Configure.WIth(containerAdapter)
    .Transport(...)
    .Start();

to create and return a started IBus immediately, or starting it could be postponed until later by calling `.Create()´ like this:

var starter = Configure.WIth(containerAdapter)
    .Transport(...)
    .Create();

// do stuff

// after a while: start it
starter.Start();

Now that most apps are happy with using Micrsoft's generic host and the Rebus.ServiceProvider package, Rebus provides a modern, idiomatic configuration API that enables Rebus usage for most scenarios to be as simple as

// your own configuration extensions here
services.AddThis();
services.AddThat();

// Rebus-related configurtion extensions from Rebus.ServiceProvider
services.AddRebusHandler<YourHandler>();
services.AddRebus(
    configure => configure
        .Transport(...)
);

which makes the starting time a little more opaque. It's still how stuff works underneath the covers though, and the onCreated callback is provided to enable "doing stuff with the bus" before it starts receiving messages.

So...

TL;DR: The onCreated callback is the right place to establish subscriptions. Rebus ensures that it's executed at the right time.
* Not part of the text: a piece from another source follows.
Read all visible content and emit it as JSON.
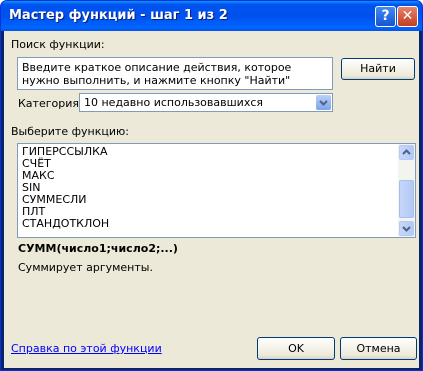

If you need to unsubscribe when shutting down, you're basically on your own. There's no way Rebus can help guarantee that subscriptions are in fact removed again (at least not in the general case), but I am sure you know what you're doing. 🙂

I hope that answers your questions🙂


(*) please note that Rebus defaults to 1 worker but a PARALLELISM of 5, i.e. up to 5 messages can be processed in parallel by default

srogovtsev commented 1 week ago

Thank you for your answer, but unfortunately I still have a few questions.

var starter = Configure.WIth(containerAdapter)
    .Transport(...)
    .Create();

// do stuff

// after a while: start it
starter.Start();

This is re 1, i.e. "what can and cannot be done": I'm observing that Rebus is perfectly happy if I send messages after the bus is created, but before it is started, i.e, in the //do stuff above. Is that a valid and expected behavior, or should we avoid it by all means?

TL;DR: The onCreated callback is the right place to establish subscriptions. Rebus ensures that it's executed at the right time.

...and just to verify my understanding, if we're not using Rebus.ServiceProvider, the proper time would be at the same //do stuff line above, which is where onCreated is called, is that right?

mookid8000 commented 1 week ago

This is re 1, i.e. "what can and cannot be done": I'm observing that Rebus is perfectly happy if I send messages after the bus is created, but before it is started, i.e, in the //do stuff above. Is that a valid and expected behavior, or should we avoid it by all means?

Sorry for not being entirely clear about that. This is valid and expected behavior, and it is guaranteed to work like that across all transports and whatever additional technology choices you've made. 🙂

...and just to verify my understanding, if we're not using Rebus.ServiceProvider, the proper time would be at the same //do stuff line above, which is where onCreated is called, is that right?